FIG. 6 shows a first aluminum casting and a second aluminum casting according to the joining method of the present invention.
It is a side sectional view showing the state where aluminum casting of this is joined.

FIG. 7 is a side sectional view showing a state where a first aluminum casting and a second aluminum casting are joined by another joining method of the present invention.

FIG. 8 is a side sectional view showing a state in which a first aluminum casting and a second aluminum casting are joined by another joining method of the present invention.

FIG. 9 is a table showing characteristics of each of the joining metal sheets used in the present invention.

FIG. 10 is a view for explaining a process of manufacturing a test piece for verification of the present invention, and FIG. 10 (A) shows a casting process;
FIG. 10B shows a state where a test piece is manufactured from an aluminum casting.

FIG. 11 is a diagram illustrating a process of manufacturing a test piece for verification of the present invention, and FIG. 11 (A) shows a preheating process;
FIG. 11B shows a step of solder coating.

FIG. 12 is a flowchart showing steps of a method for manufacturing an aluminum casting of the present invention.

13A and 13B are side sectional views illustrating a conventional method for manufacturing an aluminum casting, in which FIG. 13A shows a state before joining of a sealing member, and FIG. 13B shows a state after joining. .

[Explanation of symbols]

 DESCRIPTION OF SYMBOLS 1 Aluminum casting 3 1st aluminum casting 3a Metal sheet for joining [1st solder sheet] 5 2nd aluminum casting 5a Metal sheet for joining [2nd solder sheet]

Continued on the front page (51) Int.Cl. ⁶ Identification symbol FI B23K 1/19 B23K 1/19 A C22C 21/00 C22C 21/00 E

Claims (6)

[Claims] 1. An aluminum casting, wherein a joining metal sheet for joining with another aluminum casting is integrally cast. 2. The aluminum casting according to claim 1, wherein the joining metal sheet is a solder sheet. 3. The aluminum casting according to claim 1, wherein said joining metal sheet is an aluminum brazing alloy sheet. 4. The aluminum casting according to claim 1, wherein said joining metal sheet is a brazing sheet. 5. A first aluminum casting having a surface integrally joined with a joining metal sheet, and a second aluminum casting joined to the first aluminum casting via the joining metal sheet.
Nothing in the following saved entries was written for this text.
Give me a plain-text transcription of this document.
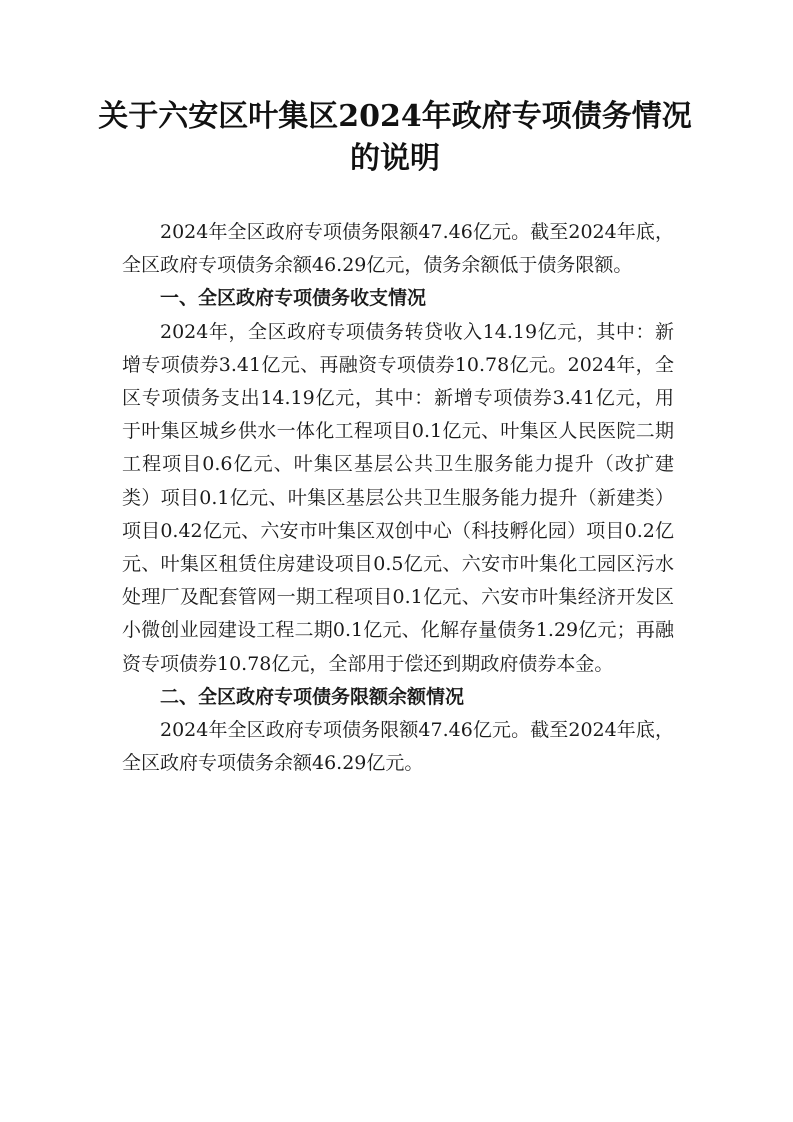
关于六安区叶集区2024年政府专项债务情况的说明

2024年全区政府专项债务限额47.46亿元。截至2024年底，全区政府专项债务余额46.29亿元，债务余额低于债务限额。

一、全区政府专项债务收支情况

2024年，全区政府专项债务转贷收入14.19亿元，其中：新增专项债券3.41亿元、再融资专项债券10.78亿元。2024年，全区专项债务支出14.19亿元，其中：新增专项债券3.41亿元，用于叶集区城乡供水一体化工程项目0.1亿元、叶集区人民医院二期工程项目0.6亿元、叶集区基层公共卫生服务能力提升（改扩建类）项目0.1亿元、叶集区基层公共卫生服务能力提升（新建类）项目0.42亿元、六安市叶集区双创中心（科技孵化园）项目0.2亿元、叶集区租赁住房建设项目0.5亿元、六安市叶集化工园区污水处理厂及配套管网一期工程项目0.1亿元、六安市叶集经济开发区小微创业园建设工程二期0.1亿元、化解存量债务1.29亿元；再融资专项债券10.78亿元，全部用于偿还到期政府债券本金。

二、全区政府专项债务限额余额情况

2024年全区政府专项债务限额47.46亿元。截至2024年底，全区政府专项债务余额46.29亿元。
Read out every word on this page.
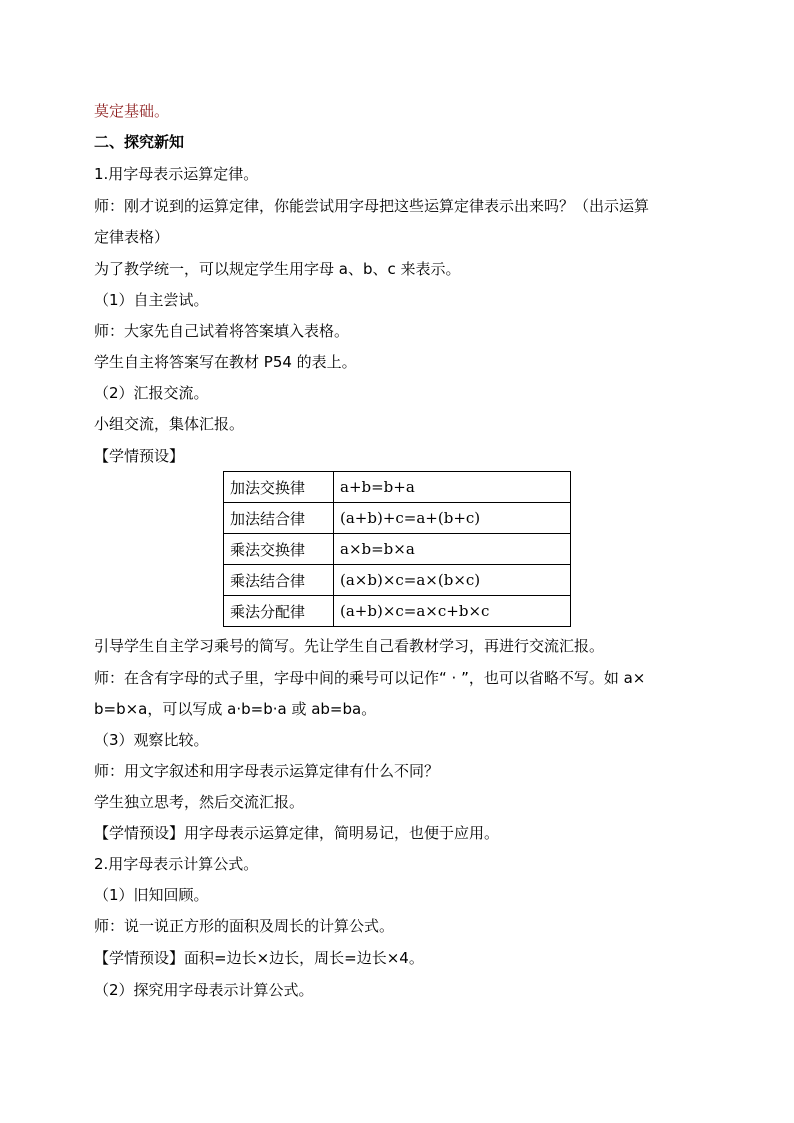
莫定基础。
二、探究新知
1.用字母表示运算定律。
师：刚才说到的运算定律，你能尝试用字母把这些运算定律表示出来吗？（出示运算
定律表格）
为了教学统一，可以规定学生用字母 a、b、c 来表示。
（1）自主尝试。
师：大家先自己试着将答案填入表格。
学生自主将答案写在教材 P54 的表上。
（2）汇报交流。
小组交流，集体汇报。
【学情预设】
加法交换律	a+b=b+a
加法结合律	(a+b)+c=a+(b+c)
乘法交换律	a×b=b×a
乘法结合律	(a×b)×c=a×(b×c)
乘法分配律	(a+b)×c=a×c+b×c
引导学生自主学习乘号的简写。先让学生自己看教材学习，再进行交流汇报。
师：在含有字母的式子里，字母中间的乘号可以记作“ · ”，也可以省略不写。如 a×
b=b×a，可以写成 a·b=b·a 或 ab=ba。
（3）观察比较。
师：用文字叙述和用字母表示运算定律有什么不同？
学生独立思考，然后交流汇报。
【学情预设】用字母表示运算定律，简明易记，也便于应用。
2.用字母表示计算公式。
（1）旧知回顾。
师：说一说正方形的面积及周长的计算公式。
【学情预设】面积=边长×边长，周长=边长×4。
（2）探究用字母表示计算公式。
An aluminum casting characterized by consisting of: 6. A step of bringing a second aluminum casting into contact with the first aluminum casting through which the metal sheet for joining is integrally cast on the surface thereof via the solder sheet, and contacting the aluminum castings with each other. A method of manufacturing an aluminum casting, comprising: a step of heating the contact surface of the aluminum casting; and thereafter, a step of applying ultrasonic vibration to the aluminum casting to join the aluminum castings.